Because the sustaining of a demurrer upon the sufficiency of the pleadings was a decision on the merits prior to the adoption of the Tennessee Rules of Civil Procedure, and because a 12.02(6) motion has been held to be the equivalent of such a demurrer, we conclude that a dismissal pursuant to Rule 12.02(6) would operate as a judgment on the merits in Tennessee. We believe that the Tennessee Supreme Court would likely consider this dismissal as a final decision on the merits. Accordingly, we affirm the summary judgment rendered by the district court, though we realize the result may be a harsh one.
The reasons favoring finality and avoidance of repetitive filings require the further conclusion that Dyer should not be allowed to supplement the record or amend his complaint. Dyer argues that while the state trial court's determination may have been on the merits, the affirmance by the Tennessee Court of Appeals was not.
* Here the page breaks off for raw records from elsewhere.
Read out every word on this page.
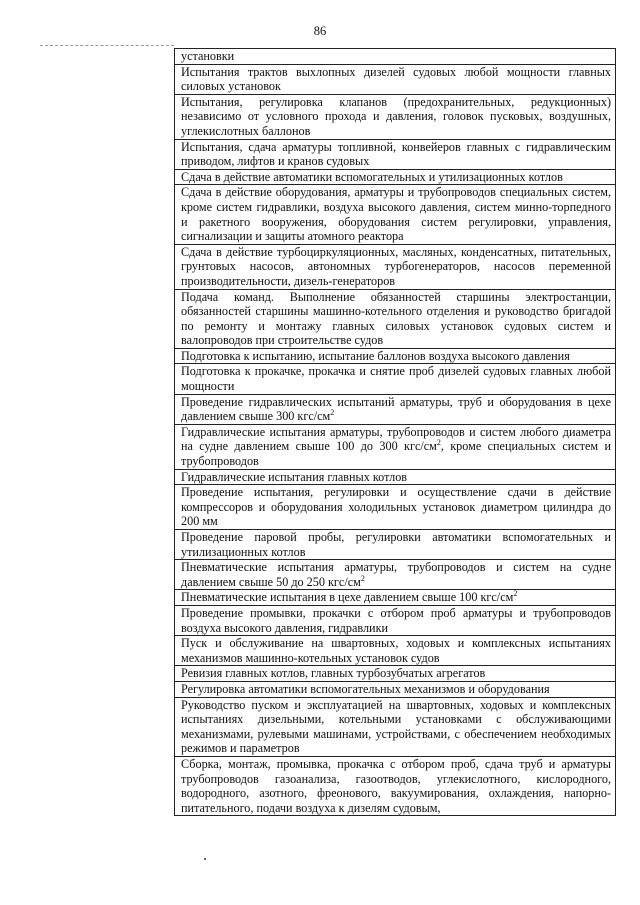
86
установки
Испытания трактов выхлопных дизелей судовых любой мощности главных силовых установок
Испытания, регулировка клапанов (предохранительных, редукционных) независимо от условного прохода и давления, головок пусковых, воздушных, углекислотных баллонов
Испытания, сдача арматуры топливной, конвейеров главных с гидравлическим приводом, лифтов и кранов судовых
Сдача в действие автоматики вспомогательных и утилизационных котлов
Сдача в действие оборудования, арматуры и трубопроводов специальных систем, кроме систем гидравлики, воздуха высокого давления, систем минно-торпедного и ракетного вооружения, оборудования систем регулировки, управления, сигнализации и защиты атомного реактора
Сдача в действие турбоциркуляционных, масляных, конденсатных, питательных, грунтовых насосов, автономных турбогенераторов, насосов переменной производительности, дизель-генераторов
Подача команд. Выполнение обязанностей старшины электростанции, обязанностей старшины машинно-котельного отделения и руководство бригадой по ремонту и монтажу главных силовых установок судовых систем и валопроводов при строительстве судов
Подготовка к испытанию, испытание баллонов воздуха высокого давления
Подготовка к прокачке, прокачка и снятие проб дизелей судовых главных любой мощности
Проведение гидравлических испытаний арматуры, труб и оборудования в цехе давлением свыше 300 кгс/$см^2$
Гидравлические испытания арматуры, трубопроводов и систем любого диаметра на судне давлением свыше 100 до 300 кгс/$см^2$, кроме специальных систем и трубопроводов
Гидравлические испытания главных котлов
Проведение испытания, регулировки и осуществление сдачи в действие компрессоров и оборудования холодильных установок диаметром цилиндра до 200 мм
Проведение паровой пробы, регулировки автоматики вспомогательных и утилизационных котлов
Пневматические испытания арматуры, трубопроводов и систем на судне давлением свыше 50 до 250 кгс/$см^2$
Пневматические испытания в цехе давлением свыше 100 кгс/$см^2$
Проведение промывки, прокачки с отбором проб арматуры и трубопроводов воздуха высокого давления, гидравлики
Пуск и обслуживание на швартовных, ходовых и комплексных испытаниях механизмов машинно-котельных установок судов
Ревизия главных котлов, главных турбозубчатых агрегатов
Регулировка автоматики вспомогательных механизмов и оборудования
Руководство пуском и эксплуатацией на швартовных, ходовых и комплексных испытаниях дизельными, котельными установками с обслуживающими механизмами, рулевыми машинами, устройствами, с обеспечением необходимых режимов и параметров
Сборка, монтаж, промывка, прокачка с отбором проб, сдача труб и арматуры трубопроводов газоанализа, газоотводов, углекислотного, кислородного, водородного, азотного, фреонового, вакуумирования, охлаждения, напорно-питательного, подачи воздуха к дизелям судовым,
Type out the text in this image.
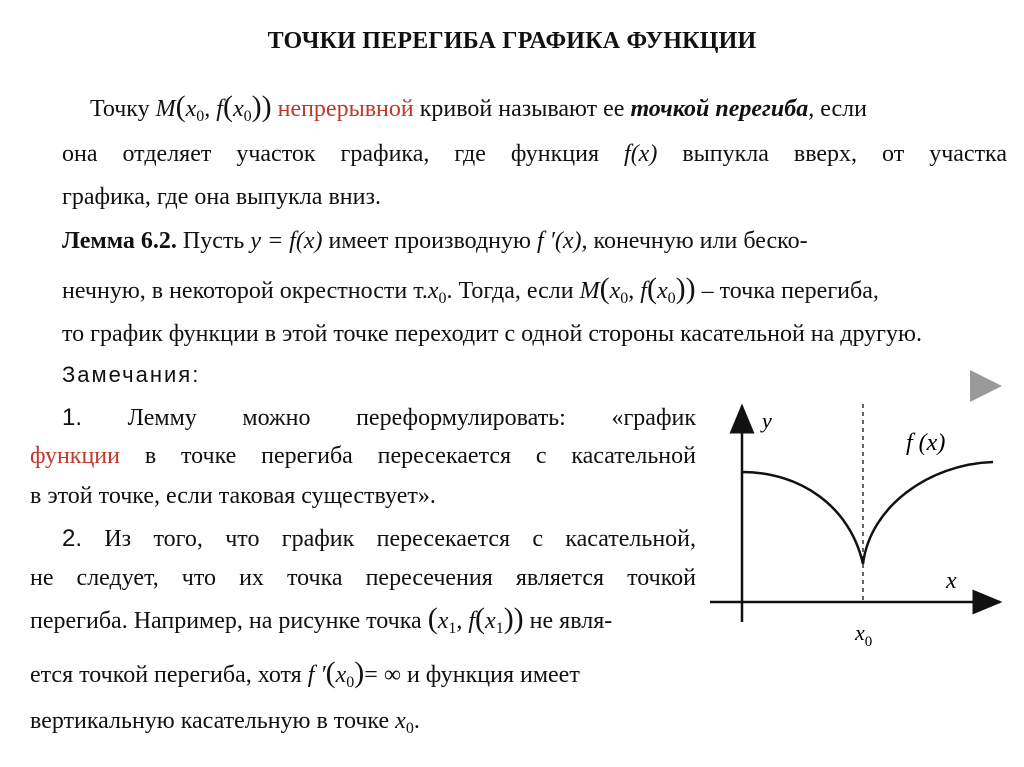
ТОЧКИ ПЕРЕГИБА ГРАФИКА ФУНКЦИИ
Точку $M(x_0$, $f(x_0)$) непрерывной кривой называют ее точкой перегиба, если
она отделяет участок графика, где функция f(x) выпукла вверх, от участка
графика, где она выпукла вниз.
Лемма 6.2. Пусть y = f(x) имеет производную f ′(x), конечную или беско-
нечную, в некоторой окрестности $т.x_0$. Тогда, если $M(x_0$, $f(x_0)$) – точка перегиба,
то график функции в этой точке переходит с одной стороны касательной на другую.
Замечания:
1. Лемму можно переформулировать: «график
функции в точке перегиба пересекается с касательной
в этой точке, если таковая существует».
2. Из того, что график пересекается с касательной,
не следует, что их точка пересечения является точкой
перегиба. Например, на рисунке точка ($x_1$, $f(x_1)$) не явля-
ется точкой перегиба, хотя f $'(x_0)=$ ∞ и функция имеет
вертикальную касательную в точке $x_0$.
y
x
f (x)
$x_0$
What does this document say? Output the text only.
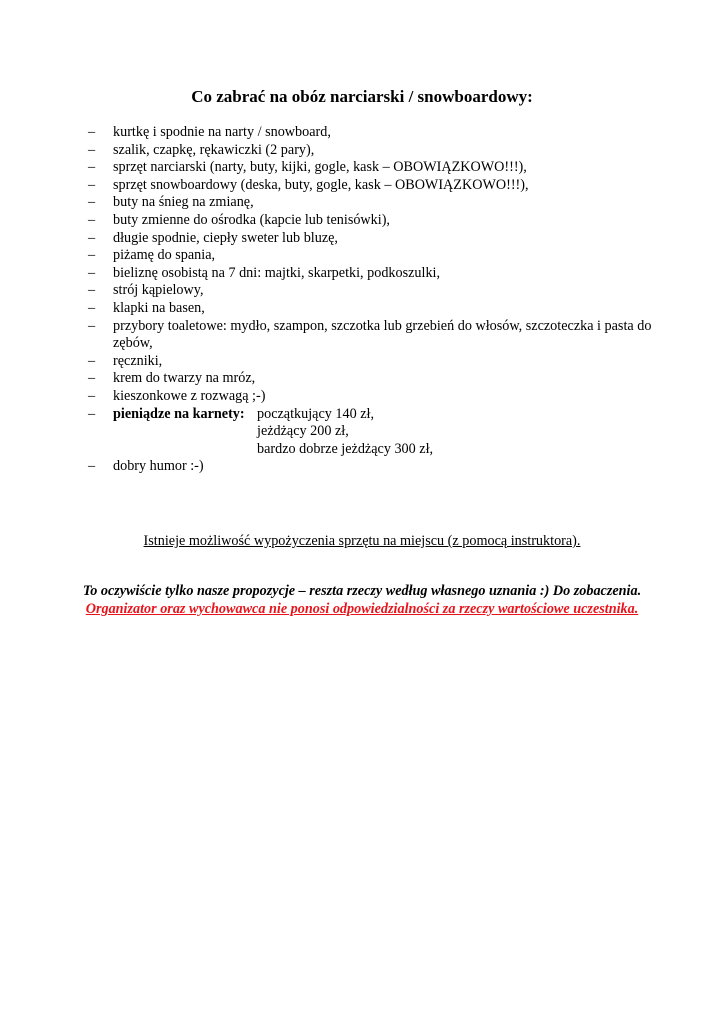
Co zabrać na obóz narciarski / snowboardowy:
– kurtkę i spodnie na narty / snowboard,
– szalik, czapkę, rękawiczki (2 pary),
– sprzęt narciarski (narty, buty, kijki, gogle, kask – OBOWIĄZKOWO!!!),
– sprzęt snowboardowy (deska, buty, gogle, kask – OBOWIĄZKOWO!!!),
– buty na śnieg na zmianę,
– buty zmienne do ośrodka (kapcie lub tenisówki),
– długie spodnie, ciepły sweter lub bluzę,
– piżamę do spania,
– bieliznę osobistą na 7 dni: majtki, skarpetki, podkoszulki,
– strój kąpielowy,
– klapki na basen,
– przybory toaletowe: mydło, szampon, szczotka lub grzebień do włosów, szczoteczka i pasta do zębów,
– ręczniki,
– krem do twarzy na mróz,
– kieszonkowe z rozwagą ;-)
– pieniądze na karnety: początkujący 140 zł,
jeżdżący 200 zł,
bardzo dobrze jeżdżący 300 zł,
– dobry humor :-)
Istnieje możliwość wypożyczenia sprzętu na miejscu (z pomocą instruktora).
To oczywiście tylko nasze propozycje – reszta rzeczy według własnego uznania :) Do zobaczenia.
Organizator oraz wychowawca nie ponosi odpowiedzialności za rzeczy wartościowe uczestnika.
Dyer admits that the trial court found no cause of action for promissory fraud under Tennessee law but argues that the appeals court found only that his pleading was deficient. This decision, says Dyer, is therefore not on the merits. He further argues that he should be allowed to alter his pleading to remedy the deficiency. In addition, Dyer wants to add Intera Company, Ltd. and Tennessee Venture, Inc. as parties defendant.
We must deny both requests. For the reasons stated, the state trial court's decision that Dyer's pleading was inadequate constituted a decision on the merits as to all his claims, including promissory fraud. The appeals court's affirmance, therefore, operates as an affirmance on the merits as to all claims, promissory fraud included. In addition, Dyer's motion to add Intera Company, Ltd. and Tennessee Venture, Inc. as defendants was denied in the state court action. This motion, therefore, is also barred by principles of collateral estoppel. See Womack v. Gettelfinger, 808 F.2d 446, 455 (6th Cir.1986), cert. denied, --- U.S. ----, 108 S.Ct. 78, 98 L.Ed.2d 41 (1987); Cotton v. Underwood, 223 Tenn. 122, 131-32, 442 S.W.2d 632, 637 (1969).
We find no error in the actions of the district court. Accordingly, the judgment of the district court is AFFIRMED.